5.8       Uit de stukken blijkt dat op 30 april 2018 door een medewerker van E een verzoek is gedaan om het medisch dossier van klaagster op te sturen. Dat verzoek is niet rechtstreeks aan de orthopedisch chirug gestuurd. Er staat in dit e-mailbericht niet specifiek dat gegevens van de oorspronkelijke stand van de voet worden gevraagd. Op 1 mei 2018 is een kopie van het medisch dossier aan klaagster gestuurd. Welke gegevens volgens klaagster vervolgens niet opgestuurd zijn heeft klaagster niet duidelijk gemaakt. En dat de orthopedisch chirurg niet bereid is om die gegevens door te geven blijkt ook niet.

Conclusie

5.9       De conclusie is dat de klacht kennelijk ongegrond is.

6.    De beslissing

De klacht is kennelijk ongegrond.

Deze beslissing is gegeven door P.A.H. Lemaire, voorzitter, P.H. Wiersma en
R.L. Diercks, leden-beroepsgenoten, bijgestaan door J.W. Sijnstra-Meijer, secretaris.

secretaris                                                                                           voorzitter
 

Tegen deze beslissing kan in de volgende gevallen schriftelijk beroep worden ingesteld bij het Centraal Tuchtcollege voor de Gezondheidszorg:
 

5. Heeft u de klacht ingediend? Dan kunt u alleen in beroep als u niet-ontvankelijk bent verklaard in de klacht of als de klacht (gedeeltelijk) ongegrond is verklaard. U kunt in dat laatste geval alleen tegen de afwijzing in beroep.

6. Is de klacht tegen u gericht?
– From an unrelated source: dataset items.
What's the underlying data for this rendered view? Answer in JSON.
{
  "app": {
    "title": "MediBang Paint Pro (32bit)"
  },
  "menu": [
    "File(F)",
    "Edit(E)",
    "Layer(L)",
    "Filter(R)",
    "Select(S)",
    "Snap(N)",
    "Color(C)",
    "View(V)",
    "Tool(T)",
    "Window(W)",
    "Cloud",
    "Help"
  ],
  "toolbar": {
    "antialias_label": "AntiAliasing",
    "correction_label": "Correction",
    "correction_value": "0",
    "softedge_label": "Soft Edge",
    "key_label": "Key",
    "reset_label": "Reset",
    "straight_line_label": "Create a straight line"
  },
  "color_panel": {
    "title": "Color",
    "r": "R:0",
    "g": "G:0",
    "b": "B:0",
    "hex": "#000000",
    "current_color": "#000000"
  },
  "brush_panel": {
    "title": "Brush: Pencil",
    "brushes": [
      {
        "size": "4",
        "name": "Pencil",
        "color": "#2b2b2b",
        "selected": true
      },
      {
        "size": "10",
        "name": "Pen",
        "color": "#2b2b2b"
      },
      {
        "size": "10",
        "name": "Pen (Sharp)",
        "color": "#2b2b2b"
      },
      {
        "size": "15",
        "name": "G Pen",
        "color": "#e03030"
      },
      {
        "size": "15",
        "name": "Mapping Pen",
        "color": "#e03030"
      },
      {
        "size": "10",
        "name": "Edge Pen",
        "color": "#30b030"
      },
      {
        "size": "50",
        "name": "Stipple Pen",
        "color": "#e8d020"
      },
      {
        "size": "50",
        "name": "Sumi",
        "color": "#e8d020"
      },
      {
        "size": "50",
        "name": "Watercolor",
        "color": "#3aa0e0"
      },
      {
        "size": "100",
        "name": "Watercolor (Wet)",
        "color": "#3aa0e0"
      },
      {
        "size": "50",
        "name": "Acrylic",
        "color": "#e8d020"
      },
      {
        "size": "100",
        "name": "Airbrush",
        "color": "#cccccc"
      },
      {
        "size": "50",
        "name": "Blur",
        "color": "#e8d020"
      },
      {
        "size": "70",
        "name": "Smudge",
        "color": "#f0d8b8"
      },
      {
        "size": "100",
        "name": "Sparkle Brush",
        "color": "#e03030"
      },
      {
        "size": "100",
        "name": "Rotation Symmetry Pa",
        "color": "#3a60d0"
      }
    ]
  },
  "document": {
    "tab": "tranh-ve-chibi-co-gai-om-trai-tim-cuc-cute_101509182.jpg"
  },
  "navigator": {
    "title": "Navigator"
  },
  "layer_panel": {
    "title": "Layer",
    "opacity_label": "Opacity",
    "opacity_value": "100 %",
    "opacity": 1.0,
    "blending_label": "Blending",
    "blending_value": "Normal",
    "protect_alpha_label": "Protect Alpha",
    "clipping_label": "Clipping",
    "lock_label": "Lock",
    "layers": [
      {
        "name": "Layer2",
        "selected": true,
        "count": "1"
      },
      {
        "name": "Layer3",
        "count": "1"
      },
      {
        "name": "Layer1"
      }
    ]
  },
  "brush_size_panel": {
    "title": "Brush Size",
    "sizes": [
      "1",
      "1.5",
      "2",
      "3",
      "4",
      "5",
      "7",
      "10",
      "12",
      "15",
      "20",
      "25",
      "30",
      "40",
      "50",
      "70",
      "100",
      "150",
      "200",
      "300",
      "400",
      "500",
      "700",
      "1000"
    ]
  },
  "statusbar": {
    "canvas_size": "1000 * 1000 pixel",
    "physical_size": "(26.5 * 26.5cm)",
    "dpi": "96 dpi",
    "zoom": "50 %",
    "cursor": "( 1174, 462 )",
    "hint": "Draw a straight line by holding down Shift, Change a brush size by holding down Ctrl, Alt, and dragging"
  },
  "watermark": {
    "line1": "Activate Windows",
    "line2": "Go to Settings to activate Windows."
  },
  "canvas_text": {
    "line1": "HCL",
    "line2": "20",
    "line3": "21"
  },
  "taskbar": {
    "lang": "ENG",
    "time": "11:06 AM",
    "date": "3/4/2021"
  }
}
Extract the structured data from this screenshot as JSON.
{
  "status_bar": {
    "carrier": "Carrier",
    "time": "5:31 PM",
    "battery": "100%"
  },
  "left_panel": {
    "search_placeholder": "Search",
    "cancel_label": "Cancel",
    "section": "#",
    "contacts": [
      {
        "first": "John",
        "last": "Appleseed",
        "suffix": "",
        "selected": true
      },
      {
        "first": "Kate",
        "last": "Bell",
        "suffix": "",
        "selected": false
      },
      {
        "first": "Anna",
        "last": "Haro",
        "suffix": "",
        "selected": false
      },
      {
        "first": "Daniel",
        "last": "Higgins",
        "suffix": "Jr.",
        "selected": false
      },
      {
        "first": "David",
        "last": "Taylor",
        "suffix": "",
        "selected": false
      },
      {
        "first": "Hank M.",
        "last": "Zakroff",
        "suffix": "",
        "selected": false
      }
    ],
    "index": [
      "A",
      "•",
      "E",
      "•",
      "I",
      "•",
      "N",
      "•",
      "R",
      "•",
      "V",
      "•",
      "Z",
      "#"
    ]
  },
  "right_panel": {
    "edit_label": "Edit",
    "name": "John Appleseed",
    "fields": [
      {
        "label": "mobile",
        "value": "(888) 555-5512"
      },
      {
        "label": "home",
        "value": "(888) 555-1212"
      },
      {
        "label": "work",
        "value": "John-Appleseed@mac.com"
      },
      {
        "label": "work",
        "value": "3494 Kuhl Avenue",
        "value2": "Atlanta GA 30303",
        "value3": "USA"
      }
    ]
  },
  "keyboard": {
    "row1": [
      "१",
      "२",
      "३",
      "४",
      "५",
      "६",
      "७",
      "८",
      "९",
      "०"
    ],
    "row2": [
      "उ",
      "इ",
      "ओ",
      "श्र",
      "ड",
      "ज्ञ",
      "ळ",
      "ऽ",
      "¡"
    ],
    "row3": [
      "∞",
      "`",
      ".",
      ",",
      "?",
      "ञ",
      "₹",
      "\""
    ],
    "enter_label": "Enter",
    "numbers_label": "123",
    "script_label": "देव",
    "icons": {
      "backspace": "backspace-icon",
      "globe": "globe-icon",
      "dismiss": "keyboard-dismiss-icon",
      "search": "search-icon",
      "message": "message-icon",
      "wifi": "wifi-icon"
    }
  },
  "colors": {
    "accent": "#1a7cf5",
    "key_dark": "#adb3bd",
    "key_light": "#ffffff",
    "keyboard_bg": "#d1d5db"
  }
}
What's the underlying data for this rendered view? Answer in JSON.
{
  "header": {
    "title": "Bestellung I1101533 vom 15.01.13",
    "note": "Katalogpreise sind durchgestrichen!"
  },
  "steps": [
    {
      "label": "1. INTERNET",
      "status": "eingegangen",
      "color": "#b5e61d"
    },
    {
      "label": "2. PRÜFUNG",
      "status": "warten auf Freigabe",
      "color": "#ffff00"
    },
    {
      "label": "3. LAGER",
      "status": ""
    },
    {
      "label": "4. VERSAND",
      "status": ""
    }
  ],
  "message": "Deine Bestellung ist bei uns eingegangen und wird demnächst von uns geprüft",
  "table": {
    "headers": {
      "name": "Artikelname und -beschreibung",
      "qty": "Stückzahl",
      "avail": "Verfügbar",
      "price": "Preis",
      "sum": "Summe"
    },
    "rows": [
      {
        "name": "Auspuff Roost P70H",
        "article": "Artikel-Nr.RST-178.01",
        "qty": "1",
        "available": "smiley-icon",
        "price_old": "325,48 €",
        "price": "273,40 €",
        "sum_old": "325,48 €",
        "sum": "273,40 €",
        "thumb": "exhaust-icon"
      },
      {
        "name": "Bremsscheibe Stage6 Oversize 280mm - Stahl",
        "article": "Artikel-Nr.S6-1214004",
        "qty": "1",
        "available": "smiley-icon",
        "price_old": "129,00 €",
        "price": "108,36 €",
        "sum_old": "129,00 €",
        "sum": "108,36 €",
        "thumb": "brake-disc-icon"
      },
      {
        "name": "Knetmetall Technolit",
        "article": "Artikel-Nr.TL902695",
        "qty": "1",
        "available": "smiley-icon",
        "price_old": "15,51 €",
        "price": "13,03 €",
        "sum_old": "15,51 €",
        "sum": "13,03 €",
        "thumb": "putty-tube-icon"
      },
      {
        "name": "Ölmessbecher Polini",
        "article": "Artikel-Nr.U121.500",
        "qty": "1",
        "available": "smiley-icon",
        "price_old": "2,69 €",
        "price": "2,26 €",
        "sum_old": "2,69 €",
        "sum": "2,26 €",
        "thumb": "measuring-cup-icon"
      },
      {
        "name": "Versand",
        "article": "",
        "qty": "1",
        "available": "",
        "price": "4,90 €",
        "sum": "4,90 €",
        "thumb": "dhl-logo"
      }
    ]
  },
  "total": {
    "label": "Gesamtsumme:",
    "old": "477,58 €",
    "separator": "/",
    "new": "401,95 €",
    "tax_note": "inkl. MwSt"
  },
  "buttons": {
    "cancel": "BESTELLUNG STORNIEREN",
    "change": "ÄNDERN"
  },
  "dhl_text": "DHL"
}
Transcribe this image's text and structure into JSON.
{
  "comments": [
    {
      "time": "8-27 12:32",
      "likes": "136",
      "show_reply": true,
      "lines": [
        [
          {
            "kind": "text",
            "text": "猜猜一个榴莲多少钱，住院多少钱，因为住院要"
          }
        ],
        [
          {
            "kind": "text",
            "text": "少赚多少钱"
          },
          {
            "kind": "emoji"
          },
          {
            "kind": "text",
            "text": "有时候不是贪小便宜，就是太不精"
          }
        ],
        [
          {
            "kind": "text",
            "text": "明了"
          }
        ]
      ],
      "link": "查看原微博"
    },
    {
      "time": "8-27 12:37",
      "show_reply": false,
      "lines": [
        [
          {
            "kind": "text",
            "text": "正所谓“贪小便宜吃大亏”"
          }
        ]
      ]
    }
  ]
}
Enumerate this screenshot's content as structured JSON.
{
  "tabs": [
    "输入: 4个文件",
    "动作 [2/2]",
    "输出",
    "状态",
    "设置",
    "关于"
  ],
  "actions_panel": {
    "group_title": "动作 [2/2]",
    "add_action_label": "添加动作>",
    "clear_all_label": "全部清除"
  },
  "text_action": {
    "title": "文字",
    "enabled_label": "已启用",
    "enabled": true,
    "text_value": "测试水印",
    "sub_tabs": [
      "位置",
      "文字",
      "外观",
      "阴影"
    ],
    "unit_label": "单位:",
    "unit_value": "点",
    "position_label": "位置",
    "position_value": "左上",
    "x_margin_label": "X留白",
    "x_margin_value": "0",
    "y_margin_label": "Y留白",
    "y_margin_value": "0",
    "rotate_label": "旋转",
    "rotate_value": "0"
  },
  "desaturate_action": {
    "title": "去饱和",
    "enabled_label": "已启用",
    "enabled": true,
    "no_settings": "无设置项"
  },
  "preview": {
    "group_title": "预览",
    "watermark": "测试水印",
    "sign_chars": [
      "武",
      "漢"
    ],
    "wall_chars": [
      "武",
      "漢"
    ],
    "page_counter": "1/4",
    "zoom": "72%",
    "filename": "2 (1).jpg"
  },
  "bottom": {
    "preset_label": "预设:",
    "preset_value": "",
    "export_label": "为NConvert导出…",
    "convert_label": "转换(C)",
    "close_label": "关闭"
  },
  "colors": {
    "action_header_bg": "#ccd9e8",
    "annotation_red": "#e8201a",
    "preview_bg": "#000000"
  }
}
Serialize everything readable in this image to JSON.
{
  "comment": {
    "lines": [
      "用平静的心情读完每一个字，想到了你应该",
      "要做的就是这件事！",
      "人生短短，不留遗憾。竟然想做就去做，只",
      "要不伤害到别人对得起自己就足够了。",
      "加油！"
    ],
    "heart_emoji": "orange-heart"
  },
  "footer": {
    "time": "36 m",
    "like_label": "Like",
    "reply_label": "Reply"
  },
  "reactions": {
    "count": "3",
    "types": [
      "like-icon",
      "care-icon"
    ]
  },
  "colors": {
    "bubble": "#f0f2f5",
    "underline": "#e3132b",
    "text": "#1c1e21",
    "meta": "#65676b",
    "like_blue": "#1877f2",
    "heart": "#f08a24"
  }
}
Dan kunt u altijd in beroep.

8. Ook de bevoegde hoofdinspecteur of de regionale inspecteur van de volksgezondheid kan beroep instellen.


U moet het beroepschrift richten aan het Centraal Tuchtcollege voor de Gezondheidszorg, maar opsturen naar de secretaris van het Regionale Tuchtcollege voor de Gezondheidszorg te Zwolle. Daar moet het zijn ontvangen binnen zes weken na de verzending van het afschrift van de beslissing waartegen u beroep instelt.
 

Als u beroep instelt, moet u € 50,- griffierecht betalen aan het Centraal Tuchtcollege voor de Gezondheidszorg. U ontvangt hierover bericht van het Centraal Tuchtcollege. Als u in beroep helemaal of voor een deel in het gelijk wordt gesteld, dan wordt het griffierecht aan u terugbetaald.